An ex-executive of a shoe manufacturing firm in Maine, where many similar firms coexisted prosperously for some 100 years, told me that the demise of Maine’s shoe industry was almost instant, and in some ways it reminded him of a large castle burning down. He says that “many thousands lost their jobs literally overnight.”
President Trump’s America First policy of “Make America Great Again” should sound like music to the ears, but I see just too many obstacles to see a positive result right away.
Here are some suggested policy changes that could accelerate Trump’s policy.
• Reform our educational system from grammar schools to universities to drastically increase technological educations so students become familiar with the manufacturing culture.
• Instead of spending billions to build a wall between Mexico and the United States, we should suspend NAFTA, establish significant tariffs for imported goods, and simultaneously establish high fees for fund transfers from immigrants within America sending money to where they are from. Immigrants crossing the border illegally displace domestic workers, and ship the earned income outside the country. This is a double whammy for America.

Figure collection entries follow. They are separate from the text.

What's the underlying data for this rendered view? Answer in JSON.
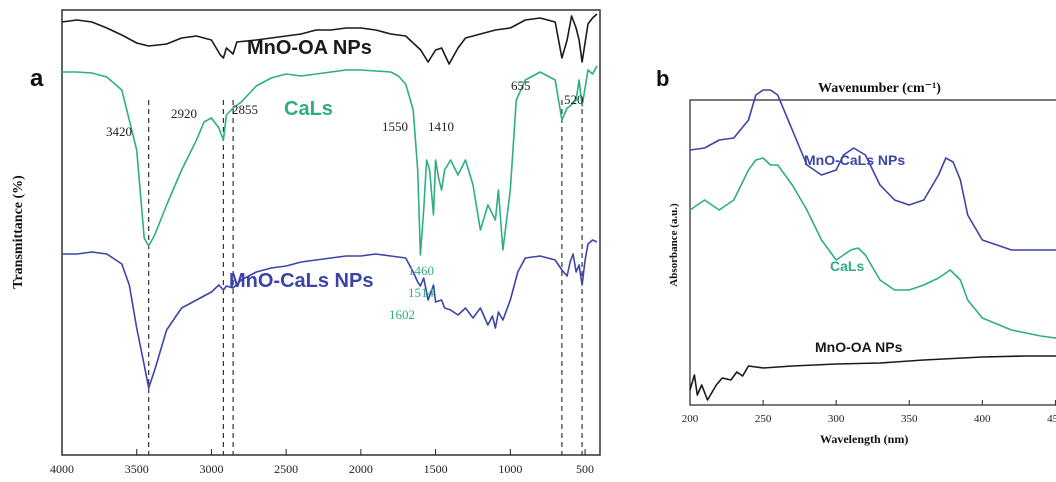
{
  "colors": {
    "mno_oa": "#1a1a1a",
    "cals": "#2fae86",
    "mno_cals": "#3c44a8",
    "dashed": "#333333"
  },
  "chart_data": [
    {
      "panel": "a",
      "type": "line",
      "xlabel": "",
      "ylabel": "Transmittance (%)",
      "xlim": [
        4000,
        400
      ],
      "x_reversed": true,
      "x_ticks": [
        "4000",
        "3500",
        "3000",
        "2500",
        "2000",
        "1500",
        "1000",
        "500"
      ],
      "series": [
        {
          "name": "MnO-OA NPs",
          "color": "#1a1a1a",
          "points": [
            [
              4000,
              12
            ],
            [
              3900,
              10
            ],
            [
              3800,
              12
            ],
            [
              3700,
              18
            ],
            [
              3600,
              25
            ],
            [
              3500,
              33
            ],
            [
              3420,
              36
            ],
            [
              3300,
              34
            ],
            [
              3200,
              28
            ],
            [
              3100,
              26
            ],
            [
              3000,
              30
            ],
            [
              2940,
              45
            ],
            [
              2920,
              48
            ],
            [
              2900,
              38
            ],
            [
              2870,
              42
            ],
            [
              2855,
              44
            ],
            [
              2830,
              32
            ],
            [
              2700,
              30
            ],
            [
              2600,
              28
            ],
            [
              2500,
              26
            ],
            [
              2400,
              24
            ],
            [
              2300,
              20
            ],
            [
              2200,
              20
            ],
            [
              2100,
              18
            ],
            [
              2000,
              18
            ],
            [
              1900,
              20
            ],
            [
              1800,
              24
            ],
            [
              1700,
              26
            ],
            [
              1600,
              40
            ],
            [
              1550,
              52
            ],
            [
              1500,
              40
            ],
            [
              1460,
              38
            ],
            [
              1410,
              54
            ],
            [
              1350,
              38
            ],
            [
              1300,
              28
            ],
            [
              1200,
              24
            ],
            [
              1100,
              20
            ],
            [
              1000,
              18
            ],
            [
              900,
              10
            ],
            [
              800,
              8
            ],
            [
              700,
              12
            ],
            [
              655,
              48
            ],
            [
              620,
              30
            ],
            [
              590,
              6
            ],
            [
              560,
              18
            ],
            [
              540,
              30
            ],
            [
              520,
              52
            ],
            [
              480,
              14
            ],
            [
              450,
              8
            ],
            [
              420,
              4
            ]
          ]
        },
        {
          "name": "CaLs",
          "color": "#2fae86",
          "points": [
            [
              4000,
              62
            ],
            [
              3900,
              62
            ],
            [
              3800,
              63
            ],
            [
              3700,
              67
            ],
            [
              3600,
              80
            ],
            [
              3500,
              140
            ],
            [
              3450,
              228
            ],
            [
              3420,
              236
            ],
            [
              3380,
              225
            ],
            [
              3300,
              195
            ],
            [
              3200,
              160
            ],
            [
              3100,
              130
            ],
            [
              3050,
              112
            ],
            [
              3000,
              108
            ],
            [
              2950,
              118
            ],
            [
              2920,
              130
            ],
            [
              2900,
              105
            ],
            [
              2855,
              98
            ],
            [
              2800,
              92
            ],
            [
              2700,
              76
            ],
            [
              2600,
              68
            ],
            [
              2500,
              64
            ],
            [
              2400,
              66
            ],
            [
              2300,
              64
            ],
            [
              2200,
              62
            ],
            [
              2100,
              60
            ],
            [
              2000,
              60
            ],
            [
              1900,
              61
            ],
            [
              1800,
              62
            ],
            [
              1750,
              66
            ],
            [
              1700,
              74
            ],
            [
              1650,
              100
            ],
            [
              1620,
              160
            ],
            [
              1602,
              245
            ],
            [
              1580,
              200
            ],
            [
              1560,
              150
            ],
            [
              1540,
              160
            ],
            [
              1514,
              205
            ],
            [
              1500,
              150
            ],
            [
              1480,
              168
            ],
            [
              1460,
              180
            ],
            [
              1440,
              160
            ],
            [
              1400,
              150
            ],
            [
              1350,
              165
            ],
            [
              1300,
              150
            ],
            [
              1250,
              175
            ],
            [
              1200,
              220
            ],
            [
              1150,
              195
            ],
            [
              1100,
              210
            ],
            [
              1080,
              180
            ],
            [
              1050,
              240
            ],
            [
              1000,
              180
            ],
            [
              960,
              90
            ],
            [
              900,
              70
            ],
            [
              800,
              62
            ],
            [
              700,
              70
            ],
            [
              655,
              110
            ],
            [
              620,
              98
            ],
            [
              600,
              96
            ],
            [
              560,
              90
            ],
            [
              540,
              70
            ],
            [
              520,
              96
            ],
            [
              480,
              60
            ],
            [
              450,
              64
            ],
            [
              420,
              56
            ]
          ]
        },
        {
          "name": "MnO-CaLs NPs",
          "color": "#3c44a8",
          "points": [
            [
              4000,
              244
            ],
            [
              3900,
              244
            ],
            [
              3800,
              242
            ],
            [
              3700,
              244
            ],
            [
              3600,
              254
            ],
            [
              3550,
              275
            ],
            [
              3500,
              318
            ],
            [
              3450,
              355
            ],
            [
              3420,
              378
            ],
            [
              3380,
              360
            ],
            [
              3300,
              320
            ],
            [
              3200,
              298
            ],
            [
              3100,
              290
            ],
            [
              3000,
              282
            ],
            [
              2950,
              275
            ],
            [
              2920,
              280
            ],
            [
              2900,
              276
            ],
            [
              2855,
              278
            ],
            [
              2800,
              270
            ],
            [
              2700,
              262
            ],
            [
              2600,
              258
            ],
            [
              2500,
              256
            ],
            [
              2400,
              252
            ],
            [
              2300,
              250
            ],
            [
              2200,
              248
            ],
            [
              2100,
              246
            ],
            [
              2000,
              246
            ],
            [
              1900,
              244
            ],
            [
              1800,
              246
            ],
            [
              1700,
              248
            ],
            [
              1650,
              262
            ],
            [
              1620,
              272
            ],
            [
              1602,
              276
            ],
            [
              1580,
              268
            ],
            [
              1550,
              290
            ],
            [
              1514,
              275
            ],
            [
              1500,
              292
            ],
            [
              1460,
              290
            ],
            [
              1440,
              298
            ],
            [
              1400,
              300
            ],
            [
              1350,
              305
            ],
            [
              1300,
              298
            ],
            [
              1250,
              308
            ],
            [
              1200,
              298
            ],
            [
              1150,
              315
            ],
            [
              1120,
              306
            ],
            [
              1100,
              318
            ],
            [
              1080,
              302
            ],
            [
              1050,
              310
            ],
            [
              1000,
              290
            ],
            [
              950,
              262
            ],
            [
              900,
              248
            ],
            [
              800,
              246
            ],
            [
              700,
              250
            ],
            [
              655,
              260
            ],
            [
              620,
              266
            ],
            [
              600,
              252
            ],
            [
              580,
              244
            ],
            [
              560,
              262
            ],
            [
              540,
              255
            ],
            [
              520,
              275
            ],
            [
              500,
              250
            ],
            [
              480,
              234
            ],
            [
              450,
              230
            ],
            [
              420,
              232
            ]
          ]
        }
      ],
      "series_labels": [
        "MnO-OA NPs",
        "CaLs",
        "MnO-CaLs NPs"
      ],
      "peak_labels": {
        "black": [
          "3420",
          "2920",
          "2855",
          "1550",
          "1410",
          "655",
          "520"
        ],
        "green": [
          "1460",
          "1514",
          "1602"
        ]
      },
      "dashed_lines_at": [
        3420,
        2920,
        2855,
        655,
        520
      ]
    },
    {
      "panel": "b",
      "type": "line",
      "title": "Wavenumber (cm⁻¹)",
      "xlabel": "Wavelength (nm)",
      "ylabel": "Absorbance (a.u.)",
      "xlim": [
        200,
        460
      ],
      "x_ticks": [
        "200",
        "250",
        "300",
        "350",
        "400",
        "450"
      ],
      "series": [
        {
          "name": "MnO-CaLs NPs",
          "color": "#3c44a8",
          "points": [
            [
              200,
              150
            ],
            [
              210,
              148
            ],
            [
              220,
              140
            ],
            [
              230,
              138
            ],
            [
              240,
              120
            ],
            [
              245,
              95
            ],
            [
              250,
              90
            ],
            [
              255,
              90
            ],
            [
              260,
              95
            ],
            [
              270,
              130
            ],
            [
              280,
              165
            ],
            [
              290,
              175
            ],
            [
              300,
              170
            ],
            [
              305,
              155
            ],
            [
              312,
              148
            ],
            [
              320,
              155
            ],
            [
              330,
              185
            ],
            [
              340,
              200
            ],
            [
              350,
              205
            ],
            [
              360,
              200
            ],
            [
              370,
              175
            ],
            [
              375,
              158
            ],
            [
              380,
              162
            ],
            [
              385,
              180
            ],
            [
              390,
              215
            ],
            [
              400,
              240
            ],
            [
              420,
              250
            ],
            [
              440,
              250
            ],
            [
              460,
              250
            ]
          ]
        },
        {
          "name": "CaLs",
          "color": "#2fae86",
          "points": [
            [
              200,
              210
            ],
            [
              210,
              200
            ],
            [
              220,
              210
            ],
            [
              230,
              200
            ],
            [
              240,
              170
            ],
            [
              245,
              160
            ],
            [
              250,
              158
            ],
            [
              255,
              165
            ],
            [
              260,
              165
            ],
            [
              270,
              185
            ],
            [
              280,
              210
            ],
            [
              290,
              240
            ],
            [
              300,
              260
            ],
            [
              305,
              255
            ],
            [
              310,
              250
            ],
            [
              315,
              248
            ],
            [
              320,
              255
            ],
            [
              330,
              280
            ],
            [
              340,
              290
            ],
            [
              350,
              290
            ],
            [
              360,
              285
            ],
            [
              370,
              278
            ],
            [
              378,
              270
            ],
            [
              385,
              280
            ],
            [
              390,
              300
            ],
            [
              400,
              318
            ],
            [
              420,
              330
            ],
            [
              440,
              336
            ],
            [
              460,
              340
            ]
          ]
        },
        {
          "name": "MnO-OA NPs",
          "color": "#1a1a1a",
          "points": [
            [
              200,
              390
            ],
            [
              203,
              375
            ],
            [
              205,
              395
            ],
            [
              208,
              385
            ],
            [
              212,
              400
            ],
            [
              218,
              385
            ],
            [
              222,
              378
            ],
            [
              228,
              380
            ],
            [
              232,
              372
            ],
            [
              236,
              376
            ],
            [
              240,
              366
            ],
            [
              250,
              368
            ],
            [
              270,
              366
            ],
            [
              300,
              364
            ],
            [
              330,
              363
            ],
            [
              360,
              360
            ],
            [
              400,
              357
            ],
            [
              430,
              356
            ],
            [
              460,
              356
            ]
          ]
        }
      ],
      "series_labels": [
        "MnO-CaLs NPs",
        "CaLs",
        "MnO-OA NPs"
      ]
    }
  ],
  "panels": {
    "a": {
      "letter": "a"
    },
    "b": {
      "letter": "b"
    }
  }
}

• Form a strong, public intellectual property (IP) management organization to police any IP violations by foreign sources and to prosecute violators in court. Other aspects of this organization’s duties would be to protect and assist small businesses whose financial resources are limited and cannot afford IP counsel.
Historically our nation has been lax on policing our large portfolio of intellectual property. Simultaneously, China has been a violator of American intellectual property. Large manufacturers in America can afford to engage lawyers and fight through the court process. My proposal is to change laws to speed up the process to stop the incoming tide of products that violate American IPs.
America has been taken advantage of by the world for a long time. Trade barriers exist against American products. Trade friction between America and Japan regarding beef, rice and other agricultural products is notorious and even comical, yet the American government doesn’t seem to take a hard attitude to make the deal on level ground.
Since the 1970s America has taken a mild-mannered, benevolent and gentlemanly attitude toward the world. We have lost most of our manufacturing and racked up the staggering national debt. It is about time we turn more aggressive and defend our economy. In that sense, I agree with Trump’s economic nationalism. But let’s do it right. Uprighting American manufacturing culture could take many years. Be patient, but don’t quit.
Shintaro “Sam” Asano of New Castle was named by MIT as one of the 10 most influential inventors of the 20th century.